The Thurber Carnival

(Penguin Fiction/Humor) — £2, secondhand, London

Some books earn their price back before you’ve even opened them. A battered orange-spined Penguin, two pounds, picked up on some London pavement table — that’s the right way to meet James Thurber. He was never a writer for pristine first editions. He belongs in the pocket, dog-eared, passed hand to hand.

The Thurber Carnival is the best kind of anthology: a writer’s own selection of his favourites, made in 1945 when he could look back at fifteen years of New Yorker work and choose what would last. It has “The Secret Life of Walter Mitty,” of course — the henpecked daydreamer who conducts imaginary surgeries and flies imaginary bombers between trips to the parking garage, a story so precisely observed that “Mitty” entered the language as a type. But the real pleasure is in the surrounding pieces: the fables, the My Life and Hard Times chapters, and above all the drawings — those wavering, almost childlike ink lines that somehow carry more psychological accuracy than pages of description. A Thurber dog looks more anxious than most human faces in fiction.
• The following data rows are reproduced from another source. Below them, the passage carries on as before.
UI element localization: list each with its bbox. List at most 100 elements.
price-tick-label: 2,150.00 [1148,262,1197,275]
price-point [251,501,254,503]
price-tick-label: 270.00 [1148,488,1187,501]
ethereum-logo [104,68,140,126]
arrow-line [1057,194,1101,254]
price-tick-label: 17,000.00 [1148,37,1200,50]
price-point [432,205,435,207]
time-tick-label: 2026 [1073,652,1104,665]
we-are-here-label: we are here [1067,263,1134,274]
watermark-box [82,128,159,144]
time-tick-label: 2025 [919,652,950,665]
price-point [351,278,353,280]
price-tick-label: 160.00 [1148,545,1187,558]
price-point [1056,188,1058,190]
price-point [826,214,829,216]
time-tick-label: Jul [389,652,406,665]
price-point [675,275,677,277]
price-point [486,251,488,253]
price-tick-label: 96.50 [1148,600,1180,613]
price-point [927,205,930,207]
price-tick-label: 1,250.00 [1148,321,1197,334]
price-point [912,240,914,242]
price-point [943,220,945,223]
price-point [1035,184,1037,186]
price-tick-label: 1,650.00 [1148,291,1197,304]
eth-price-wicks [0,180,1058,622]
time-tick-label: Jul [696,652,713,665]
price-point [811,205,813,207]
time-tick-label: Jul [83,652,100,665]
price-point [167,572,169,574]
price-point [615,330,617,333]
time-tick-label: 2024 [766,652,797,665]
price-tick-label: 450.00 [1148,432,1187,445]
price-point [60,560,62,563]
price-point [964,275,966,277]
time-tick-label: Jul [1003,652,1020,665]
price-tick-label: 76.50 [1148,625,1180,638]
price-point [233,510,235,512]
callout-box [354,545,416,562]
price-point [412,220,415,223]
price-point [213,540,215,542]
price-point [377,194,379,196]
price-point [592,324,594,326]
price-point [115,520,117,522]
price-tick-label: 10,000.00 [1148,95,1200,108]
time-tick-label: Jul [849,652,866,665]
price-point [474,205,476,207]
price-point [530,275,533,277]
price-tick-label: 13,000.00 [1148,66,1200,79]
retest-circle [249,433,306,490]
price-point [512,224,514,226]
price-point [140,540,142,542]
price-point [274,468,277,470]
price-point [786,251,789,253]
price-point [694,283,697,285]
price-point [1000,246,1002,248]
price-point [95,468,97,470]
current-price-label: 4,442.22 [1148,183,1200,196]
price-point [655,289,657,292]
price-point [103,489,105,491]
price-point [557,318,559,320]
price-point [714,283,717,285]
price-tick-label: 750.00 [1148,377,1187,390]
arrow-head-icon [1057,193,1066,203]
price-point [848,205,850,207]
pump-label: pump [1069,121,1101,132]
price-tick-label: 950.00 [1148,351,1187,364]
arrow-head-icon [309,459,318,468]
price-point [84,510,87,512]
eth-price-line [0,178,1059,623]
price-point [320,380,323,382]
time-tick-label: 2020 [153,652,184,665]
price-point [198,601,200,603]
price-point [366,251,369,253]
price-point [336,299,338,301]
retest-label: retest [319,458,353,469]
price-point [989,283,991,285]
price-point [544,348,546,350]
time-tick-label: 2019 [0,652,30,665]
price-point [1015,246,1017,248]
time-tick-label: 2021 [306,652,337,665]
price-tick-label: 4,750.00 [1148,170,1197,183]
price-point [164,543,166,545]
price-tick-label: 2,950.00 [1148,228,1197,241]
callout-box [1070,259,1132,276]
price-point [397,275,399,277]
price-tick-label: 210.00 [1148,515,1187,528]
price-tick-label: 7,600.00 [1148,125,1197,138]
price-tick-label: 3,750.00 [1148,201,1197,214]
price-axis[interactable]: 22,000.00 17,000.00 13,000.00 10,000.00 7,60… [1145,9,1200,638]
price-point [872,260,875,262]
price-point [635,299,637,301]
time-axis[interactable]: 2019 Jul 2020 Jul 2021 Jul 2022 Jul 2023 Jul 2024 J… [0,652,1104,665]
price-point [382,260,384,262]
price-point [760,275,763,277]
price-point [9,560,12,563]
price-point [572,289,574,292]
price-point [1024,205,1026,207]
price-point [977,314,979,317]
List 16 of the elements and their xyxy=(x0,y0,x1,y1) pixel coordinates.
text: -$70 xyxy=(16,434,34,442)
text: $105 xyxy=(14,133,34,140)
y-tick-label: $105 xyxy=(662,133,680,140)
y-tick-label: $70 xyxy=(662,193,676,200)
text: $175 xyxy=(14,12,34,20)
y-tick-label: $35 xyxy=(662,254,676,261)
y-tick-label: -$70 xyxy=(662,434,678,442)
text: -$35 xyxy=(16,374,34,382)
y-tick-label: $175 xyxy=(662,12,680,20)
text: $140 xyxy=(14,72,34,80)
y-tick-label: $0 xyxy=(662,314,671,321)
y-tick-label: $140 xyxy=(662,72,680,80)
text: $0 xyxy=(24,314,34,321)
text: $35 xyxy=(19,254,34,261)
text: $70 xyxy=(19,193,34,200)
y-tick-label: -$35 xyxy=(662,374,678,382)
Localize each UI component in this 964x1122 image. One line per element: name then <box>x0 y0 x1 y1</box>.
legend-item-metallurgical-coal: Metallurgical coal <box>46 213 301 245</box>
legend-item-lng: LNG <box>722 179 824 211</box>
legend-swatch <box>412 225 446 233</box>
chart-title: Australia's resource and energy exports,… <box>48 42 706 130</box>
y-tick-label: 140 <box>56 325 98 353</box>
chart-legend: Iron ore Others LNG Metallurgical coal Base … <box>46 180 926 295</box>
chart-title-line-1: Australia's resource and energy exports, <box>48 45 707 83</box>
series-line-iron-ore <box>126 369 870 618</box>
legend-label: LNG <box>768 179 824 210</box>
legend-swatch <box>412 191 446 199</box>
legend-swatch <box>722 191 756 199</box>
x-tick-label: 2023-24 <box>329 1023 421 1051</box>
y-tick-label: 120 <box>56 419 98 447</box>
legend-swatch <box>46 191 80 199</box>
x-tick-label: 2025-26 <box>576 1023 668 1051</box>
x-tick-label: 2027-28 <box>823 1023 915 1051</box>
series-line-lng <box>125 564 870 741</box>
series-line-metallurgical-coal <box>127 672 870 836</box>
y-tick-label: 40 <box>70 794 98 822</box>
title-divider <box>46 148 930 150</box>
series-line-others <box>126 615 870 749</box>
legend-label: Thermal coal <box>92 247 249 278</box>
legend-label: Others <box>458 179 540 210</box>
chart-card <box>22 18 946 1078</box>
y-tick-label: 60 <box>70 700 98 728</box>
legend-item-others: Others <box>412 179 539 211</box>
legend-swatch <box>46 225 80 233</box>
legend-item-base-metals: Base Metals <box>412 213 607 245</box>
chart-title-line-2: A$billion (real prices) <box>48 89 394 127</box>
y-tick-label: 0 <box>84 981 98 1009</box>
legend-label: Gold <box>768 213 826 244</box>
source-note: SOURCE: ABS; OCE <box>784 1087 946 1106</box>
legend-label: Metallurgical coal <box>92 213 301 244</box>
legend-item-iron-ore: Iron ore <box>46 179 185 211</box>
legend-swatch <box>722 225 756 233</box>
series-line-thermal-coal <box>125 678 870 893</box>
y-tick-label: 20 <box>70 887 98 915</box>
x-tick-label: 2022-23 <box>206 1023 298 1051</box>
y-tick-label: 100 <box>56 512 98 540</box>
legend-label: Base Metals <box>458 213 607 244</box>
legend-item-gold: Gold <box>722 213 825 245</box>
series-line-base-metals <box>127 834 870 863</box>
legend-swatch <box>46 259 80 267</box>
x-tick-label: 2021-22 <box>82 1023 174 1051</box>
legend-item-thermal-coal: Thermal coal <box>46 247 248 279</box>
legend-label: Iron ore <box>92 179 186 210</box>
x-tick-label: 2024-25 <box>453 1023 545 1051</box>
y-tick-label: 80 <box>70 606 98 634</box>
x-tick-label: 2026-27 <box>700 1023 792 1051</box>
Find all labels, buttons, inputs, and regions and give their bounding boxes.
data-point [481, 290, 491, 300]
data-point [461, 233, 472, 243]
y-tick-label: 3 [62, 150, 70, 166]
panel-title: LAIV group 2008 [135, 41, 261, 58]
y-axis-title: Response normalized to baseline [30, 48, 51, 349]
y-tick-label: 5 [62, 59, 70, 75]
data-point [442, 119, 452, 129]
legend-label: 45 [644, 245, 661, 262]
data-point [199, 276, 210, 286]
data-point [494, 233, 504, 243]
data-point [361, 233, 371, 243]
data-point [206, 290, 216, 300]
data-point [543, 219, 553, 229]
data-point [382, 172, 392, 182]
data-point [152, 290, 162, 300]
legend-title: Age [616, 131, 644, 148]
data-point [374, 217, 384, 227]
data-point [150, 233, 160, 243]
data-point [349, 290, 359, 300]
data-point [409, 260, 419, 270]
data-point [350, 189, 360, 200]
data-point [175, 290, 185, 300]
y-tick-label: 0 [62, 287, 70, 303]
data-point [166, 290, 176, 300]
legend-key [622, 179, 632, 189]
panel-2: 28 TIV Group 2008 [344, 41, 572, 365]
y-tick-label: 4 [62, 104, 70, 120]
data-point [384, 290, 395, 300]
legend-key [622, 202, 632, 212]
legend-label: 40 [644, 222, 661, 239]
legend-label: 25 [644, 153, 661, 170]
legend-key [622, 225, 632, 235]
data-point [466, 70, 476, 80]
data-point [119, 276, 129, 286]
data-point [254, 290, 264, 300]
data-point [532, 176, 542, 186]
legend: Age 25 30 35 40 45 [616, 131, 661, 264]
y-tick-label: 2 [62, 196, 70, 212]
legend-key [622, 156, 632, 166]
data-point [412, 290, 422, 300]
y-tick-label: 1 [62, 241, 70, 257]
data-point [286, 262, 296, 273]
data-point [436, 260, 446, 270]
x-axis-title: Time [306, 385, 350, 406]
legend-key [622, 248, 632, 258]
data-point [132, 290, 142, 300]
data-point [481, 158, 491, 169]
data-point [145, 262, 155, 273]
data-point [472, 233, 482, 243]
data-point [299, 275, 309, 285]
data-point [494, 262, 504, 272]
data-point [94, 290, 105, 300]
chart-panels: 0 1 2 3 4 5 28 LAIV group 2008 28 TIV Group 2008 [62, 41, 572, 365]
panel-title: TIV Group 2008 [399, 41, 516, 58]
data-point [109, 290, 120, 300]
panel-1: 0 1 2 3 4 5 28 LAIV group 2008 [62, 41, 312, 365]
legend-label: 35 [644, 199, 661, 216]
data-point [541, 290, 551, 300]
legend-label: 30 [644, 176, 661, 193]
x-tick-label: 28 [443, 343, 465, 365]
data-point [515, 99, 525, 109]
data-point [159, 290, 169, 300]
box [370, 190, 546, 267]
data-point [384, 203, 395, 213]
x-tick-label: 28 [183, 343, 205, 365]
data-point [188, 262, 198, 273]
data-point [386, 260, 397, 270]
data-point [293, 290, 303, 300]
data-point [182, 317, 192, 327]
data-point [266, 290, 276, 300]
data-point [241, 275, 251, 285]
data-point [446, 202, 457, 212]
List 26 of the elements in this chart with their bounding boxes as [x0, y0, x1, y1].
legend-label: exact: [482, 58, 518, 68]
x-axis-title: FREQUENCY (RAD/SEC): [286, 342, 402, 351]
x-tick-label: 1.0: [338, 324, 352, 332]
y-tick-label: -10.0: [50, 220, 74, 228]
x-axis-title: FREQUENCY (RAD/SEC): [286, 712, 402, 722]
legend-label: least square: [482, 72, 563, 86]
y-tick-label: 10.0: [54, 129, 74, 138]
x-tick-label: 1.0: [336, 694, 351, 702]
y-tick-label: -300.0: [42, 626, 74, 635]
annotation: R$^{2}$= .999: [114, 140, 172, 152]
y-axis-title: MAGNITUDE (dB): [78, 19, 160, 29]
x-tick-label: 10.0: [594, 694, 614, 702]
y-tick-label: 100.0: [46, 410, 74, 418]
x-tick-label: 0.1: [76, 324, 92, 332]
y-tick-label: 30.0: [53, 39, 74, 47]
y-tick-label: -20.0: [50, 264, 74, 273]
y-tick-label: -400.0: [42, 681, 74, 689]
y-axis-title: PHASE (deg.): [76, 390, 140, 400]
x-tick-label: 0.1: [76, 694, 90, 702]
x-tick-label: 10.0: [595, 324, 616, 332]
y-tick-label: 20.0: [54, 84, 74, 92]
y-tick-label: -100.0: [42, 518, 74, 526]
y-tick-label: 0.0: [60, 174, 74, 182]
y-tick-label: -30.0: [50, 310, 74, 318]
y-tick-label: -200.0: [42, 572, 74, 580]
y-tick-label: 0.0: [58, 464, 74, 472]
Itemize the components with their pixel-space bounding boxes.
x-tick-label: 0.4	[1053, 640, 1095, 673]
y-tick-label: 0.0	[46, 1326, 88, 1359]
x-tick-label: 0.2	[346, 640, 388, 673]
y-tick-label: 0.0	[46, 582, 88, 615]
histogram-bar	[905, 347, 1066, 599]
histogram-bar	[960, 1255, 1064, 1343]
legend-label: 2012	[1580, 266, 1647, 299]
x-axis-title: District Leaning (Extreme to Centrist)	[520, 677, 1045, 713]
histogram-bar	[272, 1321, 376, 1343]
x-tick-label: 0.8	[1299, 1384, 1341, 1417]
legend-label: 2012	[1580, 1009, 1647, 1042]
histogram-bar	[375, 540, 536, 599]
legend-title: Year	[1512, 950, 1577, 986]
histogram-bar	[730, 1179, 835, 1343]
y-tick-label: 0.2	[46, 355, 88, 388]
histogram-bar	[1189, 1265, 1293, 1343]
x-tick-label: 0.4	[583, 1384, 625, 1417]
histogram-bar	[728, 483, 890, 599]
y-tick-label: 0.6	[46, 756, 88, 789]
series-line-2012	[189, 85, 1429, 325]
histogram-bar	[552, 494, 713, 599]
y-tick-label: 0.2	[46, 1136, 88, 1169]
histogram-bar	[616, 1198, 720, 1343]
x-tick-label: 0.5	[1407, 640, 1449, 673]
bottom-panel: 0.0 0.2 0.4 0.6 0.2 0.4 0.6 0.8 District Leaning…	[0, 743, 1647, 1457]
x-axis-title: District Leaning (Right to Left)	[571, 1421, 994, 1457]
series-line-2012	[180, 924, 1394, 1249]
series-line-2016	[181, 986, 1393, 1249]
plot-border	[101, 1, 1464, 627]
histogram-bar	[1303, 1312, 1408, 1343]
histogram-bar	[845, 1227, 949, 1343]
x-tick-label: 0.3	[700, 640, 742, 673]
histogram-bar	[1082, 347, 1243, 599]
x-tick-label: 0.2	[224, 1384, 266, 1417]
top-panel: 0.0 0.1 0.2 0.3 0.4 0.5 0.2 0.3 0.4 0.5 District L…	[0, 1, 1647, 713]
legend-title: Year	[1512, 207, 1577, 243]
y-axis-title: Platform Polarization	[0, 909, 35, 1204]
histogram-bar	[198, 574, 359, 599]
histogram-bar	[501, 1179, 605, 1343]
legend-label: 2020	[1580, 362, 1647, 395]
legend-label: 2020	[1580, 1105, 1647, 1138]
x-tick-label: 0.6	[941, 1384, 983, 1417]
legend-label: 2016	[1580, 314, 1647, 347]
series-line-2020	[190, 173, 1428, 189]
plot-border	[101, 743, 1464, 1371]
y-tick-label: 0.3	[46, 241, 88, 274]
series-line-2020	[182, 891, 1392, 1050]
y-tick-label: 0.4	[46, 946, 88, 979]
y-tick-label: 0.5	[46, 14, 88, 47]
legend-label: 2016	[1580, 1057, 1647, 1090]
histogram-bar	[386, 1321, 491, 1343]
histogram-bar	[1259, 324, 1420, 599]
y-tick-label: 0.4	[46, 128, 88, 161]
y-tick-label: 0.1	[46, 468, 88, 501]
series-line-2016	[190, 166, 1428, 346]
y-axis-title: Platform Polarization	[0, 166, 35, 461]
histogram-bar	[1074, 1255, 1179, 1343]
What strikes me rereading him now, decades into teaching literature and language, is how deceptive the lightness is. Thurber writes American domestic comedy — marriages, misunderstandings, the small humiliations of ordinary men — but underneath it runs something closer to dread. He went blind in one eye as a young man and lost most of the sight in the other later in life; the drawings got simpler as his vision failed, and the comedy, if you look closely, was always shadowed by exactly the kind of quiet catastrophe that never quite arrives in the stories but hovers at their edges. That’s the Frankfurt School question lurking under the American humorist surface: what is comedy doing when it keeps catastrophe just offstage?

He sits, for me, in that peculiarly American lineage of humorists who are actually elegists — Twain’s heir in some ways, Wodehouse’s opposite number in others. Less warmth than Wodehouse, more nerve exposed. You laugh, and then you notice the laugh was doing some work for you that you hadn’t asked it to do.

A fine find for two pounds. Some books you buy to read once; this one you buy to keep returning to on the nights when you want to remember that comic writing can also be exact, and that exactness can be its own form of tenderness.